By Jesse Jackson,
This past weekend, political leaders from across the country gathered in Selma, Alabama, to commemorate “Bloody Sunday,” the 1965 march across the Edmund Pettus Bridge where peaceful demonstrators, attempting to cross the bridge, were violently driven back by Alabama State Troopers, Dallas County Sheriff’s deputies and a horse-mounted posse wielding billy clubs and water hoses to savage the crowd.
The horrors played on TV sets across the country generated a national outrage that provided the final impetus for passage of the 1965 Voting Rights Act. In many ways, Selma is the birthplace of modern democracy in America, helping to secure the right to vote for African Americans and the young, and for providing the foundation for future battles for equality, including the equal rights of women.
When former Alabama Gov. George Wallace was ill late in his life, I joined him for prayer. I asked him why he unleashed the troopers on the demonstrators in 1965. He said, “I did them a favor.”
Wallace argued that the mob would have been much worse on the peaceful marchers.

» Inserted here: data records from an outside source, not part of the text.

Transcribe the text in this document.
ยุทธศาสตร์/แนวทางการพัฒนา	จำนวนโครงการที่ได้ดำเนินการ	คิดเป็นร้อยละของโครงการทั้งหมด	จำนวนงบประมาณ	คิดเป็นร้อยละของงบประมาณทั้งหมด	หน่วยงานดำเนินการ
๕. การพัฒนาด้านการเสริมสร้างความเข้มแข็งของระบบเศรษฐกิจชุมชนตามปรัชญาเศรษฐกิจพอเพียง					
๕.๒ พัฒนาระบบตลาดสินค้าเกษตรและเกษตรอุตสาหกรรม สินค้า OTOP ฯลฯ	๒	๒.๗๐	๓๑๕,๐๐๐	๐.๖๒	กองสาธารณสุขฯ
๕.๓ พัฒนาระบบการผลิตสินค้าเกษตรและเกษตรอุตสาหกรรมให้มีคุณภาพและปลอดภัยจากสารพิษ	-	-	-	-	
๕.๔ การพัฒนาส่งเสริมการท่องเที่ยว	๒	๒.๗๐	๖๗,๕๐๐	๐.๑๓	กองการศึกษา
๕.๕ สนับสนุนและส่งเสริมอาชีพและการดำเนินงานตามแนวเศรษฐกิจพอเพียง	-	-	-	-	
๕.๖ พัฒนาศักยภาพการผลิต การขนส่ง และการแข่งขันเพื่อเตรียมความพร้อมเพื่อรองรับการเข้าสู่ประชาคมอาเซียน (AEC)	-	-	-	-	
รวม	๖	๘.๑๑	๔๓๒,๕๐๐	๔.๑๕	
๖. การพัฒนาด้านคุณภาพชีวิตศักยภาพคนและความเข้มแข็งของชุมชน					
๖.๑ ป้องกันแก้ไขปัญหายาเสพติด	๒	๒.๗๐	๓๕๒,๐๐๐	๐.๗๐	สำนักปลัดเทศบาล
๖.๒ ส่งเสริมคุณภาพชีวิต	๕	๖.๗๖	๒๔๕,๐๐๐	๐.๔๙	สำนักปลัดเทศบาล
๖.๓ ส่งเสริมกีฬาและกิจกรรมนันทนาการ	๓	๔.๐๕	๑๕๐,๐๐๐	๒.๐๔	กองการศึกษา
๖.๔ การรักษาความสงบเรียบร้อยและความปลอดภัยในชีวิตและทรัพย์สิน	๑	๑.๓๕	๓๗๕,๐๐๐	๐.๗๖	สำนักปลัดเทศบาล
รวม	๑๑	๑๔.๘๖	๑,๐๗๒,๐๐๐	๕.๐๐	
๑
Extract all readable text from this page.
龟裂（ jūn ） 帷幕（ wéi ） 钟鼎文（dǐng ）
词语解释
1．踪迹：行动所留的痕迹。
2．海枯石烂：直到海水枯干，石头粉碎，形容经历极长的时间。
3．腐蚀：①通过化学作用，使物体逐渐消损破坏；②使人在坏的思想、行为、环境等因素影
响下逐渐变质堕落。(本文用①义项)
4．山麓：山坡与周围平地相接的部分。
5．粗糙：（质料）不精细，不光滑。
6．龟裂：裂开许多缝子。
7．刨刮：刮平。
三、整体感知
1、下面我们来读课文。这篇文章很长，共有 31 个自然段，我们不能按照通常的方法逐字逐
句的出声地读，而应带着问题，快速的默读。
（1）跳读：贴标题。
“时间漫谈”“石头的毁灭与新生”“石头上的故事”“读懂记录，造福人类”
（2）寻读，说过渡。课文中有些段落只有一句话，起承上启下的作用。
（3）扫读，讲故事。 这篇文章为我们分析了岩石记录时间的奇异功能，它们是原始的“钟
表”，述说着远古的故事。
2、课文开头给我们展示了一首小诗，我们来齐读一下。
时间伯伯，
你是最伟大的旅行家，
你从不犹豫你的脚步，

He never even considered that he might have used the troopers to protect them from the mob. That was a mentality that, as Dr. Martin Luther King taught, could only be challenged by nonviolent protest that demonstrated our humanity while demanding our rights.
In the commemorative ceremonies this year, presidential candidates Sens. Bernie Sanders and Cory Booker, as well as Sen. Sherrod Brown and former Secretary of State Hillary Clinton were joined by many legislators and political leaders. They sensibly called on participants to rise up again to challenge the revival of systematic efforts to suppress the vote and to push back against the outrageous Supreme Court decision in Shelby v. Holder.
This decision gutted enforcement provisions of the Voting Rights Act, and opened the floodgates to a wave of discriminatory state laws meant to keep people of color from exercising their right to vote. There are laws that now require new forms of ID, voting districts have been gerrymandered and voter rolls purged. Laws now limit early voting and polling places have been closed or move without notice, and much, much more.
The brave marchers in 1965 did their part for democracy, now it is up to us to defend it and extend it. At the same time, while Selma is the birthplace of modern democracy, it is in danger of becoming a prop. Selma is the ninth poorest small town in America and 40 percent of its residents live in poverty. It exemplifies the rural and small-town America that has been left out of the recovery. Democrats tend to see rural America as Trump country.
Trump appealed to rural voters by stoking their fears and turning them against each other, but he has come up with no plan to help them. Trump offers only hate, not hope. The new Democratic majority in the House is in many ways the fruit of the sacrifices made at Selma and elsewhere. Democrats should see Selma and rural America as both an obligation and an opportunity. What’s needed is a comprehensive rural reconstruction plan, a modern version of what Franklin D. Roosevelt did when he built the Tennessee Valley Authority and modernized the Department of Agriculture, which literally electrified rural America.
Today, the Department of Agriculture has the authority and the capacity to invest in water and sewage systems, modernize utilities, provide broadband to underserved communities, offer zero interest loans to community centers and subsidize affordable housing. What we need is a plan and a budget to get this done. House Democrats should make this a priority.
Let’s honor those who sacrificed so much by repealing voter suppression laws. But let us also make Selma the birthplace of a new economic justice in rural America. Selma should be more than a symbol of past struggles; it must also become a beacon for a new hope.